BEIRUT: Israel struck a headquarters belonging to the Islamist group Jamaa Islamiya, an ally of Hamas and Hezbollah, in the southern Lebanese city of Sidon on Tuesday, state media reported.
“The Israeli enemy carried out an air raid a short while ago, targeting a headquarters of the Jamaa Islamiya” in the coastal city, state media said.
Sidon was largely spared of major Israeli attacks during the last war between Israel and Hezbollah, which a November 2024 ceasefire sought to end.
The strike almost entirely destroyed a seven-story building, according to an AFP photographer, and ambulances rushed to the scene.
It caused a powerful blast in a densely populated area, as seen on local media.
The Israeli military then issued an evacuation warning for another building in Sidon, saying it will hit “Hezbollah military infrastructure... in light of its prohibited attempts to rebuild its activities in the area.”

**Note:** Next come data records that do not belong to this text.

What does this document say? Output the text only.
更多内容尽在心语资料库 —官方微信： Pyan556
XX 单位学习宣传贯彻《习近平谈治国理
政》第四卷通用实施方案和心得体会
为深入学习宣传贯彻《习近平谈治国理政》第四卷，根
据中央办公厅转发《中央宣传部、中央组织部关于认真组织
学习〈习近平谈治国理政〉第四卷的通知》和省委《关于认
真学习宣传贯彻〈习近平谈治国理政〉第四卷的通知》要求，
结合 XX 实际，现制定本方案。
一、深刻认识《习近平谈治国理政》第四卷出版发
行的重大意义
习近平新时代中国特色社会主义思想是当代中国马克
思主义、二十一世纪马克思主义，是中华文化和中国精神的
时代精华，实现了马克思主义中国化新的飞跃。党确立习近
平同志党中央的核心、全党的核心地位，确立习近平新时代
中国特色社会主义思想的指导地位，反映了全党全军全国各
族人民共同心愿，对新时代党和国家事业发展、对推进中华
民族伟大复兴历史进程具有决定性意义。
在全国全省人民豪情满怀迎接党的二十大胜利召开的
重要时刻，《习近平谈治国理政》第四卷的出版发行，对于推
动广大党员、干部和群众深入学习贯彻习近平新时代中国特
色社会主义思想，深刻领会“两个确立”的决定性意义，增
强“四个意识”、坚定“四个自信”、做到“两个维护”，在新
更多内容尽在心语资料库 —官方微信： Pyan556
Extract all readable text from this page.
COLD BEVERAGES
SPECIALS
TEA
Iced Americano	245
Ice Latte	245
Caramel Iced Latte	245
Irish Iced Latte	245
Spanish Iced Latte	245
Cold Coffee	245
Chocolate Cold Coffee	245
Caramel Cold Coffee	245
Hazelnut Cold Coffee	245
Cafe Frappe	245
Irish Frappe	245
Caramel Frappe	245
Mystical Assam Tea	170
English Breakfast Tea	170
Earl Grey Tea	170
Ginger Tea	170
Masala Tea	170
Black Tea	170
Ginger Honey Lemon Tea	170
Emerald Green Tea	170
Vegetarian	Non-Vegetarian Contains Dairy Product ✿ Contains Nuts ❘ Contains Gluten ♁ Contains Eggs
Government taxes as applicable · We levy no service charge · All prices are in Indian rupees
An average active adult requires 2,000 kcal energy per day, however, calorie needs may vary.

The Jamaa Islamiya had previously been the target of Israeli strikes in Lebanon after claiming responsibility for rocket launches toward Israel during the war between Israel and Hezbollah that began in October 2023.
Last month, it accused Israel of seizing one of its officials from a town near the border.
The Israeli military said that it “apprehended a senior terrorist” in the group who was then “transferred for further questioning in Israeli territory.”